Hooke's law states that the force exerted by a spring is directly proportional to the displacement from its equilibrium position:
F = -kx
where F is the force, k is the spring constant, and x is the displacement.
In this case, the cart is displaced 4.20 cm from its equilibrium position, so x = 0.0420 m.
Using Newton's second law, we can relate the force exerted by the spring to the acceleration of the cart:
F = ma
Since the cart is on a frictionless horizontal air track, the only force acting on it is the force exerted by the spring. Therefore, F = -kx.
Plugging this into Newton's second law, we have:
-kx = ma
Rearranging the equation, we get:
a = -(k/m)x
The equation of motion for simple harmonic motion is:
a = -ω^2x
Comparing this equation with the equation we derived, we can see that ω^2 = (k/m).

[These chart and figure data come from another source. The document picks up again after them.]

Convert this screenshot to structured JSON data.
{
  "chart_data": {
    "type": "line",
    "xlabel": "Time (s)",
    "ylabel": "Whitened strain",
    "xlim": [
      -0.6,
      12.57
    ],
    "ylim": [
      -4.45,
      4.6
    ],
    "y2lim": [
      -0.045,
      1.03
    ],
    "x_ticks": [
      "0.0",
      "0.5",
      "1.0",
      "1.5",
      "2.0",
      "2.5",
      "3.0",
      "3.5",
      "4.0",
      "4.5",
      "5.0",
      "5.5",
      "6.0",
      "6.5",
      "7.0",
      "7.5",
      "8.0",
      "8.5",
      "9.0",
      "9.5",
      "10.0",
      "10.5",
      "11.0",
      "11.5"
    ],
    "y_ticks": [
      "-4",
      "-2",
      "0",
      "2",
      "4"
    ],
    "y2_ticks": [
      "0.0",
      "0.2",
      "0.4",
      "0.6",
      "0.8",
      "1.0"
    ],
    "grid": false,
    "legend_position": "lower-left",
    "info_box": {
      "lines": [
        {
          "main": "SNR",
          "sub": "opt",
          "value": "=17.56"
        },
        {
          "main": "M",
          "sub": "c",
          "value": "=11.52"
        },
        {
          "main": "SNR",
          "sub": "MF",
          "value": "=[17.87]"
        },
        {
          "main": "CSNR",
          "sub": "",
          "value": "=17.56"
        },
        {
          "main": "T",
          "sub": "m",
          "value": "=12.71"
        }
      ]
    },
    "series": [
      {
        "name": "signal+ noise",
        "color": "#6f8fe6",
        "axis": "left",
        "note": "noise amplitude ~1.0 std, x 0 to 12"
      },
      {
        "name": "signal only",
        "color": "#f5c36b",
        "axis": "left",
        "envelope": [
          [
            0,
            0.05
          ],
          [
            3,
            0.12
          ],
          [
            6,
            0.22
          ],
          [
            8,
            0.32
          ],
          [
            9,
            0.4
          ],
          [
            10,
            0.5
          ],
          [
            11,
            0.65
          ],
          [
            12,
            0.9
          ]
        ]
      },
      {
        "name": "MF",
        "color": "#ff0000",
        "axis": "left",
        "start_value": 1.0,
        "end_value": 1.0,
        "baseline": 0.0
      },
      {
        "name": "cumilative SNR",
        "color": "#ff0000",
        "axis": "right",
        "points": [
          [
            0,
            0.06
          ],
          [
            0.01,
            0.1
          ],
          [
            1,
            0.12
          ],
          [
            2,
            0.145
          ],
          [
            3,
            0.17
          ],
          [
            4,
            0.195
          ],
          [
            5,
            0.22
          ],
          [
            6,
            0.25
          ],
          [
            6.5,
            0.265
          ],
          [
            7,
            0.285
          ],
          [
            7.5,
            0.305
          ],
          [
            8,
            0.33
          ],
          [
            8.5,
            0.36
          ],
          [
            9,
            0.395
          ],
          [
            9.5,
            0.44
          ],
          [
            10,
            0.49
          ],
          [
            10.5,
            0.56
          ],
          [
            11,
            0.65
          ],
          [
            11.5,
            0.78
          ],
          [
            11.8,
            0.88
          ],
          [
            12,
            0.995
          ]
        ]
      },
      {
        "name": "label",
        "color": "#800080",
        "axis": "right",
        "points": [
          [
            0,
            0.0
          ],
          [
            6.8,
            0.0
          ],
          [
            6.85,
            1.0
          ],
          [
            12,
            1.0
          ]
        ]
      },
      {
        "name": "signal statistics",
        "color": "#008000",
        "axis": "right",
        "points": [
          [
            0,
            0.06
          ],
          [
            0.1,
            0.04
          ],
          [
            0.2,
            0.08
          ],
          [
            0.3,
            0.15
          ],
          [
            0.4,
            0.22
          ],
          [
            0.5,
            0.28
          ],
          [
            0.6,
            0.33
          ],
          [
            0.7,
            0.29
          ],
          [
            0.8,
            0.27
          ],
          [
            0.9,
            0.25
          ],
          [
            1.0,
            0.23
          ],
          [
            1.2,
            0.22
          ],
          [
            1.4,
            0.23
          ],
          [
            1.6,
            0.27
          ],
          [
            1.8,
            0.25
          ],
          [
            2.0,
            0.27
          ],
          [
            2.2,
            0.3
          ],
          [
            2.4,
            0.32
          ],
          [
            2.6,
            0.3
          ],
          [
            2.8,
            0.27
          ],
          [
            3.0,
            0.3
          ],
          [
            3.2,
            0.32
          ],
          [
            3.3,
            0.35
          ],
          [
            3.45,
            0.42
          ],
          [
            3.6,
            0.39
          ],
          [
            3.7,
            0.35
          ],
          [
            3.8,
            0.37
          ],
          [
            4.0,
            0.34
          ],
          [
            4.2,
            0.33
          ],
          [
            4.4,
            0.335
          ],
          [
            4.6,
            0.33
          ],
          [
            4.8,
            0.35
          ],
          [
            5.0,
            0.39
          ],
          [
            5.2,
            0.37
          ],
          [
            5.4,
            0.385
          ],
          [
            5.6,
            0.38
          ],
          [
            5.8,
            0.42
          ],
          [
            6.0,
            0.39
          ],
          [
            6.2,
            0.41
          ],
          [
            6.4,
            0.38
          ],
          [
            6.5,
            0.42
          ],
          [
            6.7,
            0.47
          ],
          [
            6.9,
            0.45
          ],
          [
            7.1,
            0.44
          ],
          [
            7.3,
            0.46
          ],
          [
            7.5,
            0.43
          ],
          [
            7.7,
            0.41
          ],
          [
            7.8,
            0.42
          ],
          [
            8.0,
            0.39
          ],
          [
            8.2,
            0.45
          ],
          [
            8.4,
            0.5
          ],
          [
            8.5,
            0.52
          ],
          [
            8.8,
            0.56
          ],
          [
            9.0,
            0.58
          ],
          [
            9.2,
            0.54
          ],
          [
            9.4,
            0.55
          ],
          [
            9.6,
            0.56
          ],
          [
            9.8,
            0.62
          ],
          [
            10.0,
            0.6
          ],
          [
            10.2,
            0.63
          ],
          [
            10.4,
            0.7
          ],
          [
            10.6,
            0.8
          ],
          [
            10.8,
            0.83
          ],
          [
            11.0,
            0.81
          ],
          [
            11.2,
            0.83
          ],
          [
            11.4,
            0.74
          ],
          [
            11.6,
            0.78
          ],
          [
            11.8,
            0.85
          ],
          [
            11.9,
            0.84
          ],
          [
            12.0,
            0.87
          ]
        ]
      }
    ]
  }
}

The period of oscillation, T, is related to the angular frequency, ω, by the equation:
T = 2π/ω
Substituting ω^2 = (k/m) into the equation for T, we get:
T = 2π√(m/k)
Now we can find the period of oscillation.
Given that:
m = 223 g = 0.223 kg
k = 10.20 N/m
Substituting these values into the equation for T, we have:
T = 2π√(0.223/10.20)
Calculating this using a calculator, we get:
T ≈ 0.560 seconds
Therefore, the period at which the cart oscillates is approximately 0.560 seconds.